Nessa hora dramática em que a pandemia se propaga, matando milhares de brasileiros, e em que somos espectadores de um aumento despropositado da temperatura política, com ataques à Constituição e ao Poder Judiciário, cumpre-nos, independentemente de qualquer tendência política, manifestarmos com serenidade nossa posição.

De todos os poderes, que devem ser independentes e harmônicos, o Judiciário é sempre o mais vulnerável aos ataques, não pelos equívocos que possa cometer em sua missão, mas pelo fato de ser um poder desarmado. Nos períodos autoritários, o Poder Judiciário foi sempre a primeira vítima, sofrendo violências e até cassação dos mandatos vitalícios outorgados pela Nação.

Nem sempre é respeitada a lição do saudoso João Mendes, que apontava o papel do Judiciário como expressão da soberania nacional: “A atividade do PODER JUDICIÁRIO BRASILEIRO é uma força derivada da soberania nacional; e, neste sentido, é que o PODER JUDICIÁRIO é um poder político. (...) O PODER JUDICIÁRIO BRASILEIRO é, como o Poder Legislativo e Executivo, um atributo da soberania nacional; ele é constituído especialmente para assegurar a aplicação das leis que garantem a inviolabilidade dos direitos individuais” (Direito Judiciário Brasileiro, 5ª edição, Freitas Bastos, 1960, pág. 39/40).

Não podemos nos calar no momento em que vemos o Poder Judiciário e, em especial, o Supremo Tribunal Federal, sendo objeto de contumélias, xingamentos, agressões ou ameaças, venham de onde vierem.

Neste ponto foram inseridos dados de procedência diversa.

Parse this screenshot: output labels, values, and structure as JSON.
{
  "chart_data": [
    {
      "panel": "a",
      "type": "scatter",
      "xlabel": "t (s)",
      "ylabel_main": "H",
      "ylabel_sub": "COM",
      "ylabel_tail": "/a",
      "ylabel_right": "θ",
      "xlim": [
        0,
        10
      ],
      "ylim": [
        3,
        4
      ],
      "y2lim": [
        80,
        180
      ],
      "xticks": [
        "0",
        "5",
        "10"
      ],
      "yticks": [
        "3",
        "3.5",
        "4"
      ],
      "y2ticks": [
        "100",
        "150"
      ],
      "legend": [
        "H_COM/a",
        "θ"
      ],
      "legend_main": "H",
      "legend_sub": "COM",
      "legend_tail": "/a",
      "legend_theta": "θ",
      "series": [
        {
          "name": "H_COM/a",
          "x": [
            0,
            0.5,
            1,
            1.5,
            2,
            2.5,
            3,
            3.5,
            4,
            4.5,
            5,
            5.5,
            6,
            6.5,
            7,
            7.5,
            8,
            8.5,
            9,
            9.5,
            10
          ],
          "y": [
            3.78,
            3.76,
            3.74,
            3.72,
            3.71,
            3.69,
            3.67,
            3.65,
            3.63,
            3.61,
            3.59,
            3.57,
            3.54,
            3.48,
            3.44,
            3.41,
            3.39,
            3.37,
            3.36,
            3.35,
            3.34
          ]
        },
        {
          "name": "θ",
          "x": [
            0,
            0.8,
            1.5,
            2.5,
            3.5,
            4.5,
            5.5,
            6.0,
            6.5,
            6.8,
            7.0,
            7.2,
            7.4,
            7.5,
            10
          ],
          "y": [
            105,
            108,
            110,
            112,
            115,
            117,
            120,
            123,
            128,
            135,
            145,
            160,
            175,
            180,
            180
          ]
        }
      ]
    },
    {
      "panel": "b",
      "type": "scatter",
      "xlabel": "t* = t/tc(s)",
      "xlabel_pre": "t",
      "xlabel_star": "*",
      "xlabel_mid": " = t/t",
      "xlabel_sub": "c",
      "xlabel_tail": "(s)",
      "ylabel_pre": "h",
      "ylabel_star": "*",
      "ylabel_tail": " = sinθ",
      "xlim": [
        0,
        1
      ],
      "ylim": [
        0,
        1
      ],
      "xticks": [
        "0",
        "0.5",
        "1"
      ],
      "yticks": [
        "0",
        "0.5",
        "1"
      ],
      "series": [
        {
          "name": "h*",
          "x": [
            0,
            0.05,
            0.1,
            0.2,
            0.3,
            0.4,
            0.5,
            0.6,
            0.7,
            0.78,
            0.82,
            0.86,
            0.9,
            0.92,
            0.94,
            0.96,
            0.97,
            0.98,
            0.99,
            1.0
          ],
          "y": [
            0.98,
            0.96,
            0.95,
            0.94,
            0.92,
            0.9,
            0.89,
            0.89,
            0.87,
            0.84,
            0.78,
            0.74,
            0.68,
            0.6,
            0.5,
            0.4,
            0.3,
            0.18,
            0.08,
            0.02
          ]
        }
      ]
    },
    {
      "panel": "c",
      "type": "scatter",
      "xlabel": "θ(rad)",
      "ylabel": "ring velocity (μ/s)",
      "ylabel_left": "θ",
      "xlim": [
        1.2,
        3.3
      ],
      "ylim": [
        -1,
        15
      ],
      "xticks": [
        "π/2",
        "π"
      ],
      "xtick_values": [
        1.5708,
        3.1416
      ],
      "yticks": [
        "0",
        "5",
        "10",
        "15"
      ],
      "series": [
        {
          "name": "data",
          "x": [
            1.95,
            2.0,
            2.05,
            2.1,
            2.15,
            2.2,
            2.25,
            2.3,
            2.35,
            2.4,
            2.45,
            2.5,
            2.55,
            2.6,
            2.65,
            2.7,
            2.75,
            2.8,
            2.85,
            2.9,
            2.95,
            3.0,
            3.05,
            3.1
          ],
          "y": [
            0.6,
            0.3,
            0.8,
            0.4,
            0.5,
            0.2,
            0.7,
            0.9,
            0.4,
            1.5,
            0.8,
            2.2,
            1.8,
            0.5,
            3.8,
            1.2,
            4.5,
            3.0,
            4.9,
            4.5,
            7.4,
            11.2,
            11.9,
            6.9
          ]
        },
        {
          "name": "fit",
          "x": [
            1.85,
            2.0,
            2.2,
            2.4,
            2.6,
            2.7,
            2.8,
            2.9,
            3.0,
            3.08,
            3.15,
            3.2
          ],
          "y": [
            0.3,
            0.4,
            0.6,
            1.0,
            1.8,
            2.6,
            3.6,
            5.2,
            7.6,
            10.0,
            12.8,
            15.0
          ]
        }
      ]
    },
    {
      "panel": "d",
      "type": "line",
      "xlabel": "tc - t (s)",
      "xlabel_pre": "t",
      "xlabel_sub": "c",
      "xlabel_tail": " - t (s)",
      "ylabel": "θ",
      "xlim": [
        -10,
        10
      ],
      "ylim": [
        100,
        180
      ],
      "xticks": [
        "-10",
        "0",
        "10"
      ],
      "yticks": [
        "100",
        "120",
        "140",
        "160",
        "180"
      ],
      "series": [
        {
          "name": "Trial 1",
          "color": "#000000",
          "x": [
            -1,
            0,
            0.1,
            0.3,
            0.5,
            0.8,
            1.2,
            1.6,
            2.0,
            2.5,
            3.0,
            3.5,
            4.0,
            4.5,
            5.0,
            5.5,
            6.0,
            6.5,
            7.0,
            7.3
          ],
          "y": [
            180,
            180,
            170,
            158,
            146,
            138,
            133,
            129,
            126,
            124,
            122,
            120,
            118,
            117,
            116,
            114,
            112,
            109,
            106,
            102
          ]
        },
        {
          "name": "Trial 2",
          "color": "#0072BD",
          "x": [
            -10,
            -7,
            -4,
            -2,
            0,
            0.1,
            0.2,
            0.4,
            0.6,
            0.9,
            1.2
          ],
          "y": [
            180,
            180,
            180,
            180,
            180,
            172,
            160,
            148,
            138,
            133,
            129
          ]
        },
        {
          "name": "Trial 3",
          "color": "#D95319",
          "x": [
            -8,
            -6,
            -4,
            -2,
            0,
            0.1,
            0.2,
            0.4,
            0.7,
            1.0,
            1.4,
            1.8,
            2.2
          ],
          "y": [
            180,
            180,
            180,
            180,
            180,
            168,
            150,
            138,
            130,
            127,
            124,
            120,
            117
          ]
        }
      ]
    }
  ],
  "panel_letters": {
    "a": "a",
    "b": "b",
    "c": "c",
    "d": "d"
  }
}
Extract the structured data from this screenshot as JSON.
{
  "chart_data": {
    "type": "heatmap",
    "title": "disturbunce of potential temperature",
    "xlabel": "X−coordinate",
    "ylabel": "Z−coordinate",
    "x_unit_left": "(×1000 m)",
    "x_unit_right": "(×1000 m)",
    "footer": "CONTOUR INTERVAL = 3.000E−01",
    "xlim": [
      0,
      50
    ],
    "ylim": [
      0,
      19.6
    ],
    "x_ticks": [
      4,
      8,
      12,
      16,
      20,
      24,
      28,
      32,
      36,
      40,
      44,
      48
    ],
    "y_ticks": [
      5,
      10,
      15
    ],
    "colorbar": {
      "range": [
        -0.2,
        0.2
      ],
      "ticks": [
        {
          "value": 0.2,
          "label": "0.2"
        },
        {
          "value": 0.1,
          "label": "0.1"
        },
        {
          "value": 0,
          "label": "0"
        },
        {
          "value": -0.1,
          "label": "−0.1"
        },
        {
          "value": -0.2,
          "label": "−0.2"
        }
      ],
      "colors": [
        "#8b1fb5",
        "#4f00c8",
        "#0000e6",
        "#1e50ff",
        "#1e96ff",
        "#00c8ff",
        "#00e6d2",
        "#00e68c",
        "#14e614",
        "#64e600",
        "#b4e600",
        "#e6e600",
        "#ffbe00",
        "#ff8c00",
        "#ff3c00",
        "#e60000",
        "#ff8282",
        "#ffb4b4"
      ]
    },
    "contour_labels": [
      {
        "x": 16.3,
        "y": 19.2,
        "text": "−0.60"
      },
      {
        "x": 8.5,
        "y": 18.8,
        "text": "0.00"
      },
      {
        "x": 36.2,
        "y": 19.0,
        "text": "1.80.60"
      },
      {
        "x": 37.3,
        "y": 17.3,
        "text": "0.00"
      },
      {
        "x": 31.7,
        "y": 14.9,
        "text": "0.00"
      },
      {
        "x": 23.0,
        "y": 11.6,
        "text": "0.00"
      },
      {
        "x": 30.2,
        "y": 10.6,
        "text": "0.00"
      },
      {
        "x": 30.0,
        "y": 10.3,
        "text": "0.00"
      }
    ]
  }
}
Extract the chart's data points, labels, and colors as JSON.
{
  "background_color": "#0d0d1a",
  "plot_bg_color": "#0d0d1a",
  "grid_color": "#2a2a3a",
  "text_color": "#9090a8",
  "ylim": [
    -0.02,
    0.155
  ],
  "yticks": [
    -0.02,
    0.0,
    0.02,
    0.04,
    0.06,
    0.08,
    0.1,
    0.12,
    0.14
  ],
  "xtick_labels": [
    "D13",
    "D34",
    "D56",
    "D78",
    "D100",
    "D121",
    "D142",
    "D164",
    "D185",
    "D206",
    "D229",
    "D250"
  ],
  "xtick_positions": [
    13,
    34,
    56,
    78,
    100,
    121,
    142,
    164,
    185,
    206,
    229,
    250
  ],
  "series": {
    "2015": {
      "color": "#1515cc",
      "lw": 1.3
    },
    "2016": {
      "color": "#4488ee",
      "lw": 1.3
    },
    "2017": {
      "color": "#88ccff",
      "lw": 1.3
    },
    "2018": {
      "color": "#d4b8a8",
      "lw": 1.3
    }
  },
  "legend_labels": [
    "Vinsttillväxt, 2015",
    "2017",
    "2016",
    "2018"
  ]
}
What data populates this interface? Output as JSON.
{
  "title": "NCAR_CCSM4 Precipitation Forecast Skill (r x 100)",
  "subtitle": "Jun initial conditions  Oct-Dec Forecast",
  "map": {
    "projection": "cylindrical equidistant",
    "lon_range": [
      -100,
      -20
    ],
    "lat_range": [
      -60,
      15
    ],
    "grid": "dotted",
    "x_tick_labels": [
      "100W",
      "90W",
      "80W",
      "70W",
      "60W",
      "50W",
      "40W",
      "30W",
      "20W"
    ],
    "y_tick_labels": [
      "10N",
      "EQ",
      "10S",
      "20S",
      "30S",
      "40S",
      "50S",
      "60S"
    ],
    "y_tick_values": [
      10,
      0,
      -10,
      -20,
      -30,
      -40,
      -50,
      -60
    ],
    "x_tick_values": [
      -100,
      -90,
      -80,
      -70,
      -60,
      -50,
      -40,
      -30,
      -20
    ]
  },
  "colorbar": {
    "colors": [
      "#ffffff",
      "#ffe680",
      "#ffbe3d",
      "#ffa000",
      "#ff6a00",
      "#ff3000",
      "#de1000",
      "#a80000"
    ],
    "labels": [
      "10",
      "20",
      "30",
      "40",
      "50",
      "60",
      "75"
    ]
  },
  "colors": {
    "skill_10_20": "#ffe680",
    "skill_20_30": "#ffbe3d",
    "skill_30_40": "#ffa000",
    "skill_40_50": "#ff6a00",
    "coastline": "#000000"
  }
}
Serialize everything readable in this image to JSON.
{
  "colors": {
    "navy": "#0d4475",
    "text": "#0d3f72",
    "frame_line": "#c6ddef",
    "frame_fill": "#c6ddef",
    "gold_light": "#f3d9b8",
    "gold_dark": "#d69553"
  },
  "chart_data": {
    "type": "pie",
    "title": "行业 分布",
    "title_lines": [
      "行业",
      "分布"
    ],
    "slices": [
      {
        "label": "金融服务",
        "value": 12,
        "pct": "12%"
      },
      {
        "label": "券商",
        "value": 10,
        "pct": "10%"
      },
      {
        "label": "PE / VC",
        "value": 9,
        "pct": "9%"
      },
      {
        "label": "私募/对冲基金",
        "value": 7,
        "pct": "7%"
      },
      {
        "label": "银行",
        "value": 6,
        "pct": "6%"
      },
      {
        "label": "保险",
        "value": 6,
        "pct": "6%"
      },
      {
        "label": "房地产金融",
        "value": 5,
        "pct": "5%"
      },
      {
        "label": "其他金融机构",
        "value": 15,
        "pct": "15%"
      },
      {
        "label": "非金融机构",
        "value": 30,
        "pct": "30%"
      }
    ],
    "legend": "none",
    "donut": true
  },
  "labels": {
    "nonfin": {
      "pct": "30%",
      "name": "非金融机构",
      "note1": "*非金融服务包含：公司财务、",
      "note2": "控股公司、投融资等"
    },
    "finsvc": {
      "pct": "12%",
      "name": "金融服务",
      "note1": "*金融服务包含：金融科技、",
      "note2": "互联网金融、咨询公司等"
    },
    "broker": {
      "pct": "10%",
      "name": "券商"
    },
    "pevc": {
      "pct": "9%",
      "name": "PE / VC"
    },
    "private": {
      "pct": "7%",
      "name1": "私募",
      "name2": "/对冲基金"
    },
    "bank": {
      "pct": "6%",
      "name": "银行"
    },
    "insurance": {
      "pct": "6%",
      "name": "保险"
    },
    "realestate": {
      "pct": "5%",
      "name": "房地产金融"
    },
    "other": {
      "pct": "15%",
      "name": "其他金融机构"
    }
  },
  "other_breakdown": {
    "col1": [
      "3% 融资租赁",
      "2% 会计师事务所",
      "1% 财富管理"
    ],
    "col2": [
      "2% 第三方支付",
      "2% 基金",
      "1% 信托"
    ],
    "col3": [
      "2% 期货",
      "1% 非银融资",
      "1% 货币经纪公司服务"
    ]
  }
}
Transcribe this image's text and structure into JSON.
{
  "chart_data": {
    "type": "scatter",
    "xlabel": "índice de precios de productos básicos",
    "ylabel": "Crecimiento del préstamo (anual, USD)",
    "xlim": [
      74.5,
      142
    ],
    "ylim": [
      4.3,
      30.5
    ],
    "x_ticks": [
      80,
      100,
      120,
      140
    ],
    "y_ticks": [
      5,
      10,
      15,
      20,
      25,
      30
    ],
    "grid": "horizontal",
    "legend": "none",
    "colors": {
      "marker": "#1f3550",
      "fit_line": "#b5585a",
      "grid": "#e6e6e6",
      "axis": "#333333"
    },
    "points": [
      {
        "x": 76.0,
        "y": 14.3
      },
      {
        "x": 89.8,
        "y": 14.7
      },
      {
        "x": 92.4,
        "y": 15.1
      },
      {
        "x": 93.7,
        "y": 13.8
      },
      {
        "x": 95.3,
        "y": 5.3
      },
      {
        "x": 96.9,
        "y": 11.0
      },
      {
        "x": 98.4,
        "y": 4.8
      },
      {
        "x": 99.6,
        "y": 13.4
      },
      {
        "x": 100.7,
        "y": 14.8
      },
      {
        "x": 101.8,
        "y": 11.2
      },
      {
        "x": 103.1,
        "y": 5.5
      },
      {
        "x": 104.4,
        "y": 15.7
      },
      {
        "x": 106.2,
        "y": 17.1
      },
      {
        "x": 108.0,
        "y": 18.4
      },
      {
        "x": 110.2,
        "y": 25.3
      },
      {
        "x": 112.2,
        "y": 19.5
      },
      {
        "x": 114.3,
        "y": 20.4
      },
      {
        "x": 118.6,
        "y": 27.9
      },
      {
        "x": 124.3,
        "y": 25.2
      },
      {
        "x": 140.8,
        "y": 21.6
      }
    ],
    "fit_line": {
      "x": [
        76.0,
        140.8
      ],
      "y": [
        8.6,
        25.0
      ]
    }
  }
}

A Justiça pode errar, e não é raro que o faça, mas os remédios só podem ser buscados dentro do próprio sistema jurídico, ou seja, do Estado de Direito.

A regra é a de que todos devem se submeter às decisões do Poder Judiciário. Como lembra o não menos saudoso Nelson Hungria, “tanto é funcionário público o presidente da República quanto o estafeta de Vila de Confins, tanto o senador ou deputado federal quanto o vereador do mais humilde Município, tanto o presidente da Suprema Corte quanto o mais bisonho juiz de paz da interlândia” (Comentários v. 9, 1959, p. 400-402).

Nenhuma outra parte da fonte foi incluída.